Outra providência urgente é realizar mais acordos de equivalência com outros países, para que os certificados dos orgânicos brasileiros sejam aceitos de forma automática, a exemplo do que foi celebrado recentemente com o Chile.
Estados produtores
Os maiores volumes de produção estão concentrados nas regiões Sul, Sudeste e Nordeste. Neste contexto, o Paraná, com suas 3.549 unidades produtivas cadastradas, se destaca como o segundo maior produtor nacional, perdendo, por muito pouco, do Rio Grande do Sul, que soma 3.678 produtores.
Principais produtos
O Brasil fechou o ano de 2020 com 22.427 produtores orgânicos cadastrados no Ministério da Agricultura, um incremento de 5,4% em relação a 2019. Entre os produtos orgânicos com maior volume de produção se destacam o açúcar, os óleos e o café. Os que têm maior demanda no mercado interno são os hortifrútis. Os grãos e as frutas se destacam na exportação, com destaque para produtos como açaí, acerola e polpas. São significativas, também, as exportações de erva-mate, mel in natura e própolis, castanhas, assim como de matérias-primas processadas que se destinam tanto para a indústria alimentícia quanto cosmética.
Toda essa produção segue, especialmente, para países compradores de produtos orgânicos brasileiros, entre os quais se destacam os Estados Unidos, Canadá, Europa (com destaque para Alemanha, França, Itália e Holanda), China e Japão.
Fomento para crescer
No Brasil, o que ainda pode melhorar muito são as formas de fomento aos produtos orgânicos. Atualmente há mecanismos de fomento ao setor, mas ainda muito aquém da sua importância social, ambiental e econômica, garantem os produtores.

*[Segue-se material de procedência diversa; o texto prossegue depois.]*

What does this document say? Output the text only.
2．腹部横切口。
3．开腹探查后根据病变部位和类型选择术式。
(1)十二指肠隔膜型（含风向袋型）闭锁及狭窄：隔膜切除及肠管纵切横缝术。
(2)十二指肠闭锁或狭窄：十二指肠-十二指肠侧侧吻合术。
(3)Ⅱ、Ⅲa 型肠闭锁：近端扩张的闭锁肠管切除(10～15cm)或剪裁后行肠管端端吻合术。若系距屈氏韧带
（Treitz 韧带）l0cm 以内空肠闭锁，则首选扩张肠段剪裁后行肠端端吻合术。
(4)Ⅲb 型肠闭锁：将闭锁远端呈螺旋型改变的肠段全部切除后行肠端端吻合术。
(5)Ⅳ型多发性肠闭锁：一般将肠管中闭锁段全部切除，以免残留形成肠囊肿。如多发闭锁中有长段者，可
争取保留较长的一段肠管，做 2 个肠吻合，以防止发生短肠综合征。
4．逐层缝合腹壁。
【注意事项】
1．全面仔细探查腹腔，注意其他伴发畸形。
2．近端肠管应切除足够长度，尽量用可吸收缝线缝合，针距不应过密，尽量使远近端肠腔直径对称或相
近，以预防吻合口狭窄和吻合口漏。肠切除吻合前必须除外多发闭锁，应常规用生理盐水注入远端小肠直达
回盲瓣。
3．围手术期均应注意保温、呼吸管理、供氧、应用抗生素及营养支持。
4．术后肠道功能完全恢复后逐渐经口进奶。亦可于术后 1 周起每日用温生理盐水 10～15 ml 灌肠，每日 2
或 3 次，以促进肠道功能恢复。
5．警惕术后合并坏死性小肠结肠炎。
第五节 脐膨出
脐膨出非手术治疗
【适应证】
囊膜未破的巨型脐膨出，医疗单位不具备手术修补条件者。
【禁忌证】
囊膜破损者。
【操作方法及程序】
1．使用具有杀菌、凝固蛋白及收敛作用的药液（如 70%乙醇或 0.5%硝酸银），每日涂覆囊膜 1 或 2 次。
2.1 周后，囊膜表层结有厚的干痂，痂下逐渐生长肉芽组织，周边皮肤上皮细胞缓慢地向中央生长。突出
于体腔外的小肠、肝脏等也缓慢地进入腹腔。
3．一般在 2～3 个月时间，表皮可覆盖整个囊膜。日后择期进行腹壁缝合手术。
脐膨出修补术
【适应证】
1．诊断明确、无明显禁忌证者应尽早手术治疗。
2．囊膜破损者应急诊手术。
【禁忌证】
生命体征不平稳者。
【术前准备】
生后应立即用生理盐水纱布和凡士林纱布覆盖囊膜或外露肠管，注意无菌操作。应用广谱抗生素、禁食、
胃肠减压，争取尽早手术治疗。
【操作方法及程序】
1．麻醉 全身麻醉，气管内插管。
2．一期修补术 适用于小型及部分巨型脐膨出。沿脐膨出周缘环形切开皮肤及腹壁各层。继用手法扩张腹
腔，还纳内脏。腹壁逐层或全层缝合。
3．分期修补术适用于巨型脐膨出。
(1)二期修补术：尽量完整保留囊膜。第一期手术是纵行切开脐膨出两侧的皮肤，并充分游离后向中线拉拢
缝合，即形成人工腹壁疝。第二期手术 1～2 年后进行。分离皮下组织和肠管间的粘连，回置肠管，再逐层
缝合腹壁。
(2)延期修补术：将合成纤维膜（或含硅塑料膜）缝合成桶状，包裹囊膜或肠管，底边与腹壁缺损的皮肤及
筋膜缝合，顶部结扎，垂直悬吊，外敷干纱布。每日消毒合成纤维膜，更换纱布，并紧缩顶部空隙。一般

Como exemplos positivos podemos destacar o Paraná + Orgânico, que é o apoio técnico e científico de órgãos como Embrapa e Sebrae. Há os incentivos pontuais de diversas prefeituras com os locais para feiras agroecológicas e merendas orgânicas e os programas de compras governamentais, entre outros.
“O Ministério da Agricultura poderia aperfeiçoar mais o seu apoio, por exemplo, organizando e disponibilizando um sistema nacional de informações amplo e atualizado, realizando campanhas de conscientização e favorecendo, dentro da estrutura federal, as ações nos estados e municípios”, disse Cobi.
De acordo com ele, o Brasil precisa, também, com urgência, estabelecer acordos de equivalência com os países importadores, evitando os altos custos de recertificação que hoje encarecem os nossos produtos e inibem o aumento da participação do Brasil no grande mercado global de orgânicos.